Salvador Contreras

Salvador Contreras

Works for Cello

Sonata (1933), for cello and violin.


Sources:

  • García Jiménez, T. G. (2014). Between Assimilation and Resistance of Western Musical Culture: Traces of Nationalism on José Pablo Moncayo’s Viola Sonata. [Doctoral Project, The School of Music of the Texas Tech University]. Retrieved from https://ttu-ir.tdl.org/bitstream/handle/2346/58950/GARCIA-PROJECTPAPER–DMA-2014.pdf?sequence=1&isAllowed=y

  • Furman Schleifer, M., and Galván, G. (2016). Latin American Classical Composers, A Biographical Dictionary. London: Rowman & Littlefield.

  • Redacción notus (2016, february 17). Salvador Contreras un artista cueramarense de talla mundial. Notus. https://notus.com.mx/salvador-contreras-un-artista-cueramarense-de-talla-mundial/

  • Stevenson, R. (2001). Contreras, Salvador. In Grove Music Online. Grove Music. https://doi.org/10.1093/gmo/9781561592630.article.06382

Salvador Contreras

Mexican composer, violinist, and composer, born November 10, 1910/1912, died November 7, 1982.
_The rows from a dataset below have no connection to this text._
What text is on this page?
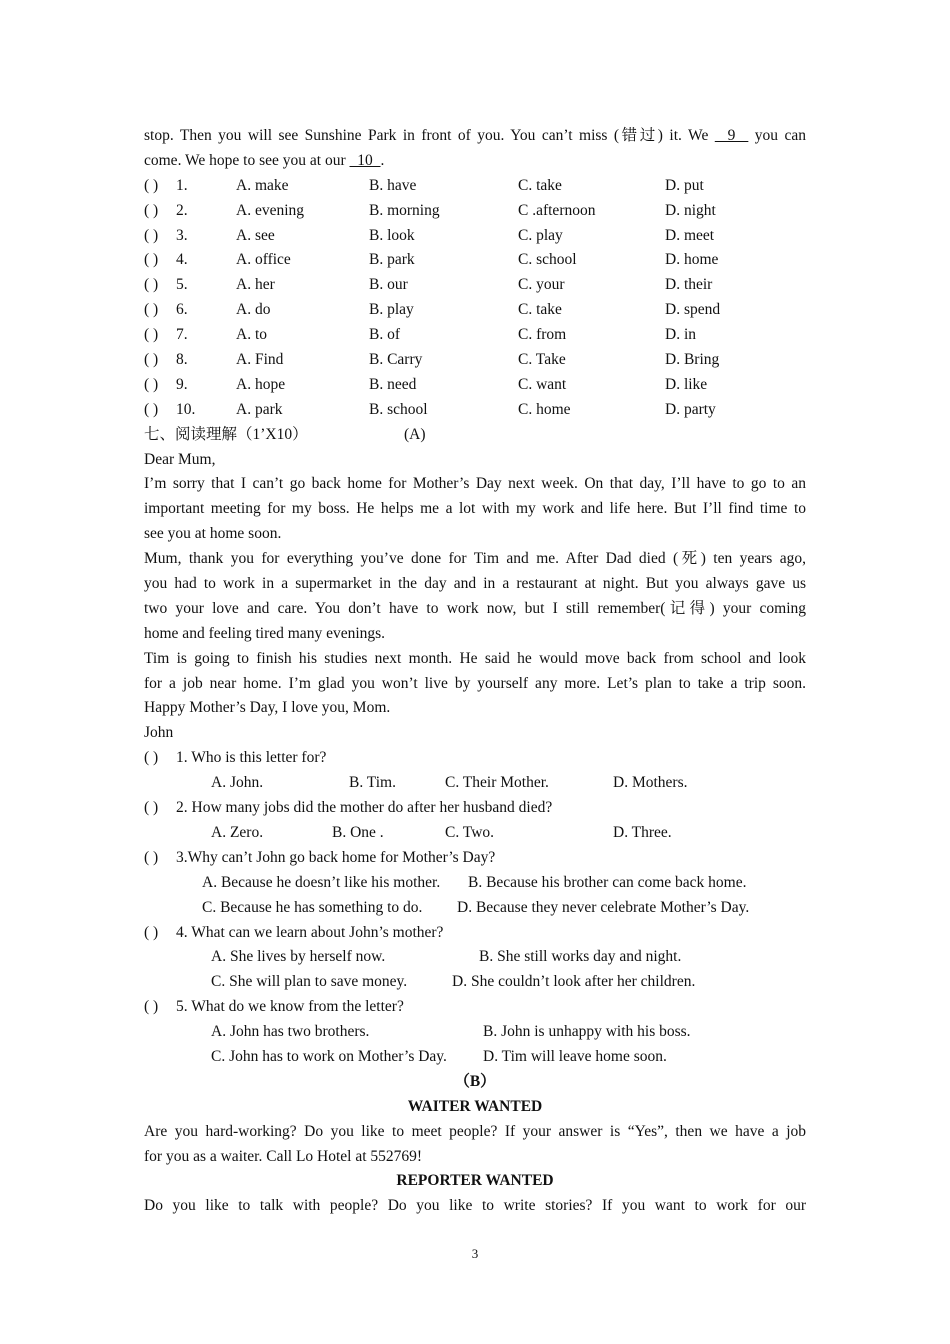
stop. Then you will see Sunshine Park in front of you. You can’t miss (错过) it. We   9   you can
come. We hope to see you at our   10  .
( ) 1.	A. make	B. have	C. take	D. put
( ) 2.	A. evening	B. morning	C .afternoon	D. night
( ) 3.	A. see	B. look	C. play	D. meet
( ) 4.	A. office	B. park	C. school	D. home
( ) 5.	A. her	B. our	C. your	D. their
( ) 6.	A. do	B. play	C. take	D. spend
( ) 7.	A. to	B. of	C. from	D. in
( ) 8.	A. Find	B. Carry	C. Take	D. Bring
( ) 9.	A. hope	B. need	C. want	D. like
( ) 10.	A. park	B. school	C. home	D. party
七、阅读理解（1’X10）	(A)
Dear Mum,
I’m sorry that I can’t go back home for Mother’s Day next week. On that day, I’ll have to go to an
important meeting for my boss. He helps me a lot with my work and life here. But I’ll find time to
see you at home soon.
Mum, thank you for everything you’ve done for Tim and me. After Dad died (死) ten years ago,
you had to work in a supermarket in the day and in a restaurant at night. But you always gave us
two your love and care. You don’t have to work now, but I still remember(记得) your coming
home and feeling tired many evenings.
Tim is going to finish his studies next month. He said he would move back from school and look
for a job near home. I’m glad you won’t live by yourself any more. Let’s plan to take a trip soon.
Happy Mother’s Day, I love you, Mom.
John
( ) 1. Who is this letter for?
A. John.	B. Tim.	C. Their Mother.	D. Mothers.
( ) 2. How many jobs did the mother do after her husband died?
A. Zero.	B. One .	C. Two.	D. Three.
( ) 3.Why can’t John go back home for Mother’s Day?
A. Because he doesn’t like his mother. B. Because his brother can come back home.
C. Because he has something to do. D. Because they never celebrate Mother’s Day.
( ) 4. What can we learn about John’s mother?
A. She lives by herself now.	B. She still works day and night.
C. She will plan to save money.	D. She couldn’t look after her children.
( ) 5. What do we know from the letter?
A. John has two brothers.	B. John is unhappy with his boss.
C. John has to work on Mother’s Day. D. Tim will leave home soon.
（B）
WAITER WANTED
Are you hard-working? Do you like to meet people? If your answer is “Yes”, then we have a job
for you as a waiter. Call Lo Hotel at 552769!
REPORTER WANTED
Do you like to talk with people? Do you like to write stories? If you want to work for our
3
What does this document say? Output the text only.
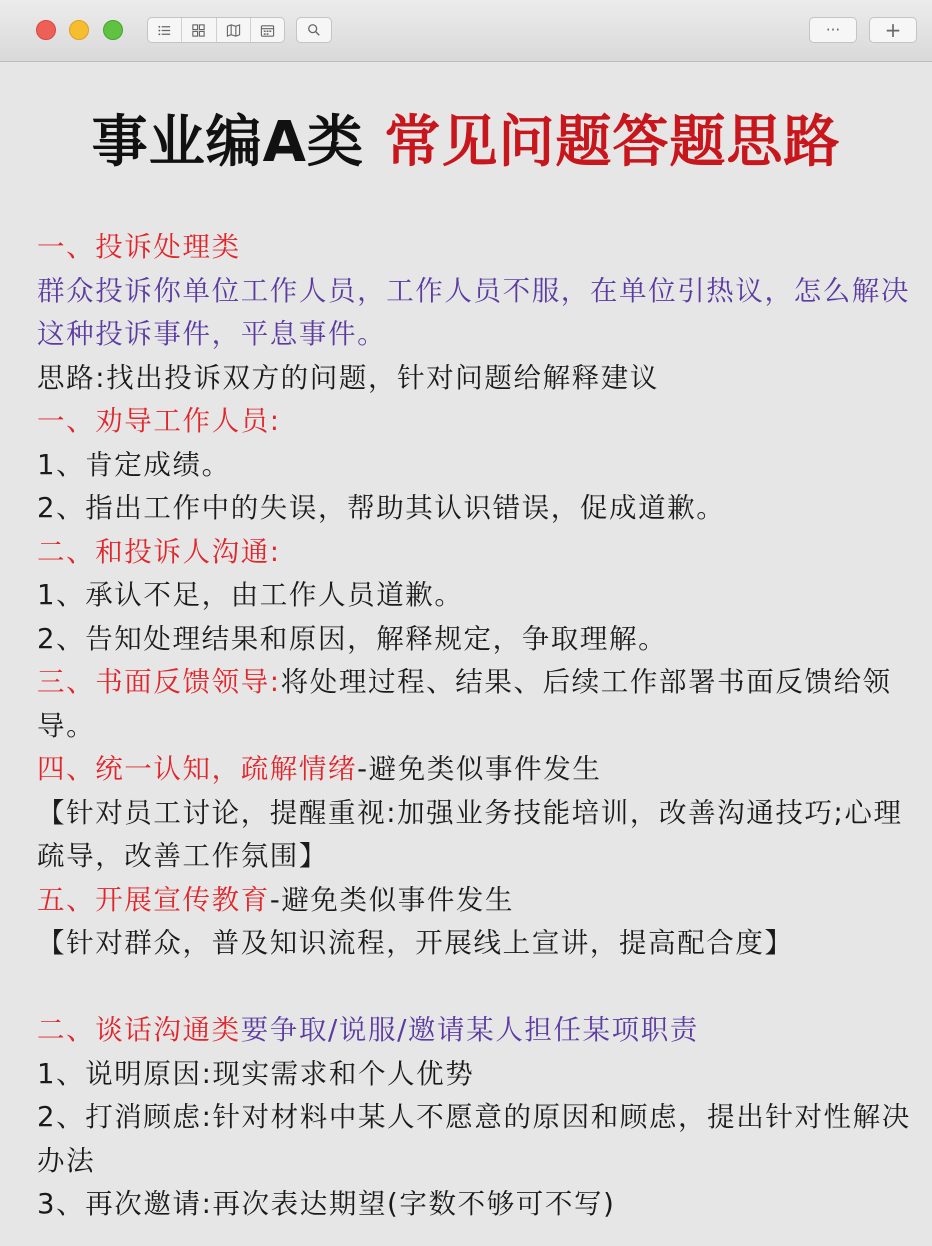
··· +
事业编A类 常见问题答题思路

一、投诉处理类

群众投诉你单位工作人员，工作人员不服，在单位引热议，怎么解决这种投诉事件，平息事件。

思路:找出投诉双方的问题，针对问题给解释建议

一、劝导工作人员:

1、肯定成绩。

2、指出工作中的失误，帮助其认识错误，促成道歉。

二、和投诉人沟通:

1、承认不足，由工作人员道歉。

2、告知处理结果和原因，解释规定，争取理解。

三、书面反馈领导:将处理过程、结果、后续工作部署书面反馈给领导。

四、统一认知，疏解情绪-避免类似事件发生

【针对员工讨论，提醒重视:加强业务技能培训，改善沟通技巧;心理疏导，改善工作氛围】

五、开展宣传教育-避免类似事件发生

【针对群众，普及知识流程，开展线上宣讲，提高配合度】

二、谈话沟通类要争取/说服/邀请某人担任某项职责

1、说明原因:现实需求和个人优势

2、打消顾虑:针对材料中某人不愿意的原因和顾虑，提出针对性解决办法

3、再次邀请:再次表达期望(字数不够可不写)
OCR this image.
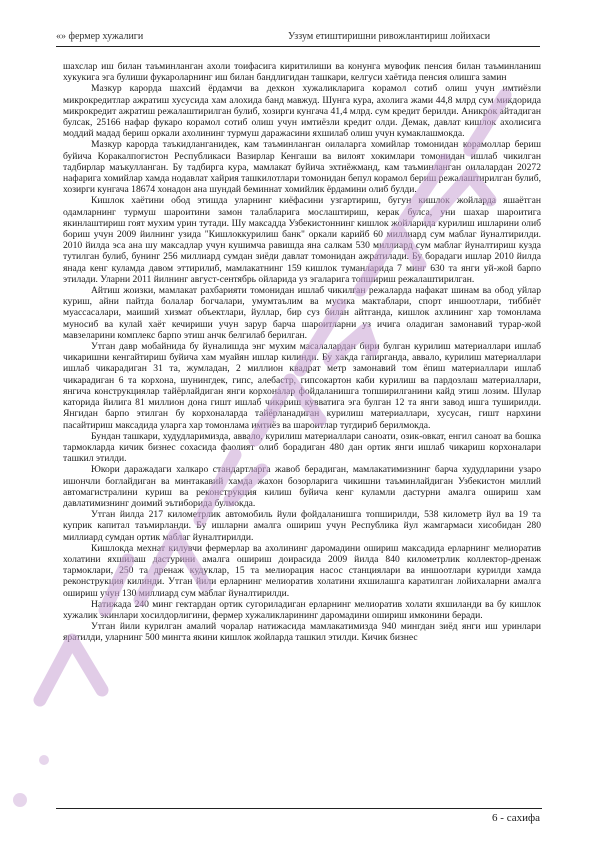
«» фермер хужалиги	Уззум етиштиришни ривожлантириш лойихаси

шахслар иш билан таъминланган ахоли тоифасига киритилиши ва конунга мувофик пенсия билан таъминланиш хукукига эга булиши фукароларнинг иш билан бандлигидан ташкари, келгуси хаётида пенсия олишга замин

Мазкур карорда шахсий ёрдамчи ва дехкон хужаликларига кoрамол сотиб олиш учун имтиёзли микрокредитлар ажратиш хусусида хам алохида банд мавжуд. Шунга кура, ахолига жами 44,8 млрд сум микдорида микрокредит ажратиш режалаштирилган булиб, хозирги кунгача 41,4 млрд. сум кредит берилди. Аникрок айтадиган булсак, 25166 нафар фукаро корамол сотиб олиш учун имтиёзли кредит олди. Демак, давлат кишлок ахолисига моддий мадад бериш оркали ахолининг турмуш даражасини яхшилаб олиш учун кумаклашмокда.

Мазкур карорда таъкидланганидек, кам таъминланган оилаларга хомийлар томонидан корамоллар бериш буйича Коракалпогистон Республикаси Вазирлар Кенгаши ва вилоят хокимлари томонидан ишлаб чикилган тадбирлар маъкулланган. Бу тадбирга кура, мамлакат буйича эхтиёжманд, кам таъминланган оилалардан 20272 нафарига хомийлар хамда нодавлат хайрия ташкилотлари томонидан бепул корамол бериш режалаштирилган булиб, хозирги кунгача 18674 хонадон ана шундай беминнат хомийлик ёрдамини олиб булди.

Кишлок хаётини обод этишда уларнинг киёфасини узгартириш, бугун кишлок жойларда яшаётган одамларнинг турмуш шароитини замон талабларига мослаштириш, керак булса, уни шахар шароитига якинлаштириш гоят мухим урин тутади. Шу максадда Узбекистоннинг кишлок жойларида курилиш ишларини олиб бориш учун 2009 йилнинг узида "Кишлоккурилиш банк" оркали карийб 60 миллиард сум маблаг йуналтирилди. 2010 йилда эса ана шу максадлар учун кушимча равишда яна салкам 530 миллиард сум маблаг йуналтириш кузда тутилган булиб, бунинг 256 миллиард сумдан зиёди давлат томонидан ажратилади. Бу борадаги ишлар 2010 йилда янада кенг куламда давом эттирилиб, мамлакатнинг 159 кишлок туманларида 7 минг 630 та янги уй-жой барпо этилади. Уларни 2011 йилнинг август-сентябрь ойларида уз эгаларига топшириш режалаштирилган.

Айтиш жоизки, мамлакат рахбарияти томонидан ишлаб чикилган режаларда нафакат шинам ва обод уйлар куриш, айни пайтда болалар богчалари, умумтаълим ва мусика мактаблари, спорт иншоотлари, тиббиёт муассасалари, маиший хизмат объектлари, йуллар, бир суз билан айтганда, кишлок ахлининг хар томонлама муносиб ва кулай хаёт кечириши учун зарур барча шароитларни уз ичига оладиган замонавий турар-жой мавзеларини комплекс барпо этиш анчк белгилаб берилган.

Утган давр мобайнида бу йуналишда энг мухим масалалардан бири булган курилиш материаллари ишлаб чикаришни кенгайтириш буйича хам муайян ишлар килинди. Бу хакда гапирганда, аввало, курилиш материаллари ишлаб чикарадиган 31 та, жумладан, 2 миллион квадрат метр замонавий том ёпиш материаллари ишлаб чикарадиган 6 та корхона, шунингдек, гипс, алебастр, гипсокартон каби курилиш ва пардозлаш материаллари, янгича конструкциялар тайёрлайдиган янги корхоналар фойдаланишга топширилганини кайд этиш лозим. Шулар каторида йилига 81 миллион дона гишт ишлаб чикариш кувватига эга булган 12 та янги завод ишга туширилди. Янгидан барпо этилган бу корхоналарда тайёрланадиган курилиш материаллари, хусусан, гишт нархини пасайтириш максадида уларга хар томонлама имтиёз ва шароитлар тугдириб берилмокда.

Бундан ташкари, худудларимизда, аввало, курилиш материаллари саноати, озик-овкат, енгил саноат ва бошка тармокларда кичик бизнес сохасида фаолият олиб борадиган 480 дан ортик янги ишлаб чикариш корхоналари ташкил этилди.

Юкори даражадаги халкаро стандартларга жавоб берадиган, мамлакатимизнинг барча худудларини узаро ишончли боглайдиган ва минтакавий хамда жахон бозорларига чикишни таъминлайдиган Узбекистон миллий автомагистралини куриш ва реконструкция килиш буйича кенг куламли дастурни амалга ошириш хам давлатимизнинг доимий эътиборида булмокда.

Утган йилда 217 километрлик автомобиль йули фойдаланишга топширилди, 538 километр йул ва 19 та куприк капитал таъмирланди. Бу ишларни амалга ошириш учун Республика йул жамгармаси хисобидан 280 миллиард сумдан ортик маблаг йуналтирилди.

Кишлокда мехнат килувчи фермерлар ва ахолининг даромадини ошириш максадида ерларнинг мелиоратив холатини яхшилаш дастурини амалга ошириш доирасида 2009 йилда 840 километрлик коллектор-дренаж тармоклари, 250 та дренаж кудуклар, 15 та мелиорация насос станциялари ва иншоотлари курилди хамда реконструкция килинди. Утган йили ерларнинг мелиоратив холатини яхшилашга каратилган лойихаларни амалга ошириш учун 130 миллиард сум маблаг йуналтирилди.

Натижада 240 минг гектардан ортик сугориладиган ерларнинг мелиоратив холати яхшиланди ва бу кишлок хужалик экинлари хосилдорлигини, фермер хужаликларининг даромадини ошириш имконини беради.

Утган йили курилган амалий чоралар натижасида мамлакатимизда 940 мингдан зиёд янги иш уринлари яратилди, уларнинг 500 мингта якини кишлок жойларда ташкил этилди. Кичик бизнес

6 - сахифа
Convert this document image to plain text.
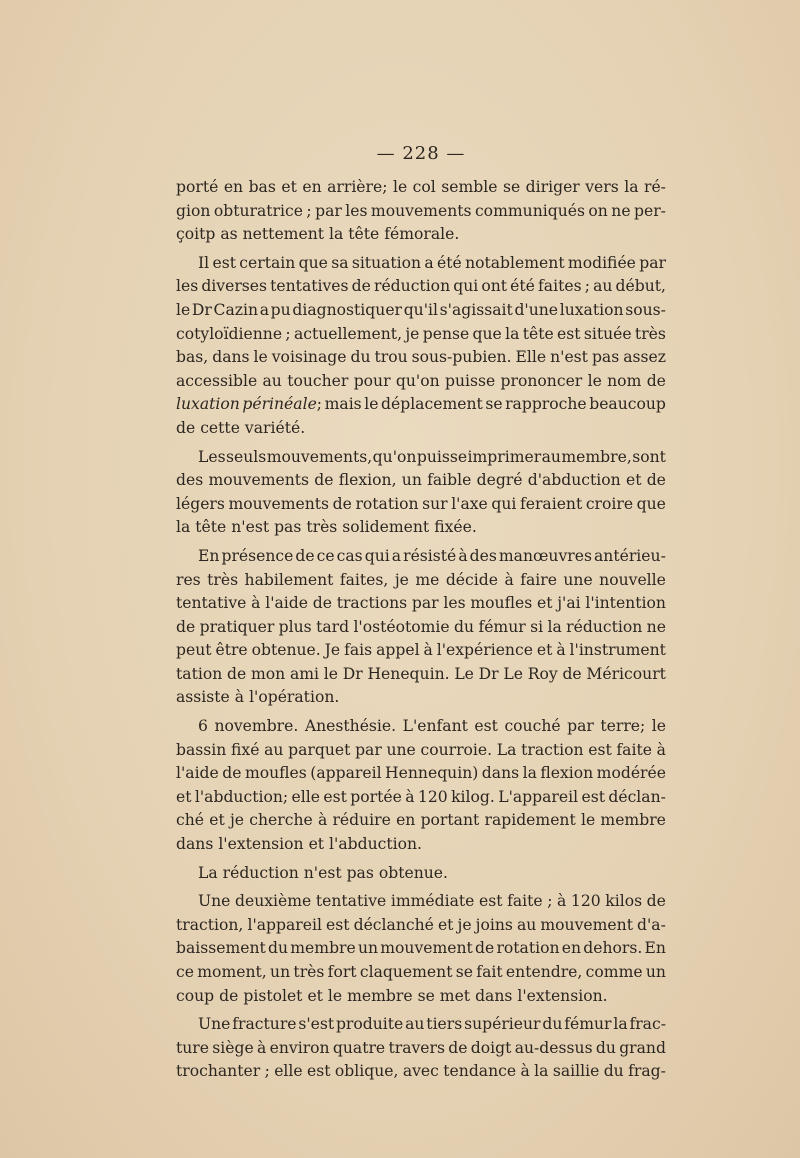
— 228 —
porté en bas et en arrière; le col semble se diriger vers la ré-
gion obturatrice ; par les mouvements communiqués on ne per-
çoitp as nettement la tête fémorale.
Il est certain que sa situation a été notablement modifiée par
les diverses tentatives de réduction qui ont été faites ; au début,
le Dr Cazin a pu diagnostiquer qu'il s'agissait d'une luxation sous-
cotyloïdienne ; actuellement, je pense que la tête est située très
bas, dans le voisinage du trou sous-pubien. Elle n'est pas assez
accessible au toucher pour qu'on puisse prononcer le nom de
luxation périnéale; mais le déplacement se rapproche beaucoup
de cette variété.
Les seuls mouvements, qu'on puisse imprimer au membre, sont
des mouvements de flexion, un faible degré d'abduction et de
légers mouvements de rotation sur l'axe qui feraient croire que
la tête n'est pas très solidement fixée.
En présence de ce cas qui a résisté à des manœuvres antérieu-
res très habilement faites, je me décide à faire une nouvelle
tentative à l'aide de tractions par les moufles et j'ai l'intention
de pratiquer plus tard l'ostéotomie du fémur si la réduction ne
peut être obtenue. Je fais appel à l'expérience et à l'instrument
tation de mon ami le Dr Henequin. Le Dr Le Roy de Méricourt
assiste à l'opération.
6 novembre. Anesthésie. L'enfant est couché par terre; le
bassin fixé au parquet par une courroie. La traction est faite à
l'aide de moufles (appareil Hennequin) dans la flexion modérée
et l'abduction; elle est portée à 120 kilog. L'appareil est déclan-
ché et je cherche à réduire en portant rapidement le membre
dans l'extension et l'abduction.
La réduction n'est pas obtenue.
Une deuxième tentative immédiate est faite ; à 120 kilos de
traction, l'appareil est déclanché et je joins au mouvement d'a-
baissement du membre un mouvement de rotation en dehors. En
ce moment, un très fort claquement se fait entendre, comme un
coup de pistolet et le membre se met dans l'extension.
Une fracture s'est produite au tiers supérieur du fémur la frac-
ture siège à environ quatre travers de doigt au-dessus du grand
trochanter ; elle est oblique, avec tendance à la saillie du frag-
Born in Cuerámaro, Guanajuato, Mexico, Salvador Contreras’s compositional style incorporates neoclassical elements. He attended the Conservatorio Nacional de Música of the Instituto Nacional de Bellas Artes in Mexico City and studied with renowned musicians such as Silvestre Revueltas (violin) and Carlos Chávez (composition and conducting).

Contreras, along with Daniel Ayala Pérez, Blas Galindo, and José Pablo Moncayo, founded the “Grupo de Jóvenes Compositores” in 1935, which later became the “Grupo de los Cuatro;” this group was dedicated to programming new music, including their own compositions. In 1941, Contreras’s Piece for String Quartet (1936) premiered at the 18th Festival for Contemporary Music in a chamber concert at the Museum of Modern Art, New York.

After playing violin in various local orchestras for over a decade, Contreras joined the Orquesta Nacional of Mexico in 1946. In 1955, he left his position at the Orquesta Nacional of Mexico to conduct the opera orchestra supported by the Instituto Nacional de Bellas Artes. A few years later, Contreras became a professor of violin and harmony at his alma mater, the Conservatorio Nacional de Música, where he was also the orchestra director. By 1966, Contreras had moved away from the locally colouristic pieces that defined his earlier work to explore serial techniques.

In 1978, eleven years after Contreras retired from teaching, Zen-on Music in Japan published his Tres movimientos para guitarra (1963); this was the first time one of his works was published. Contreras died in Mexico City in 1982.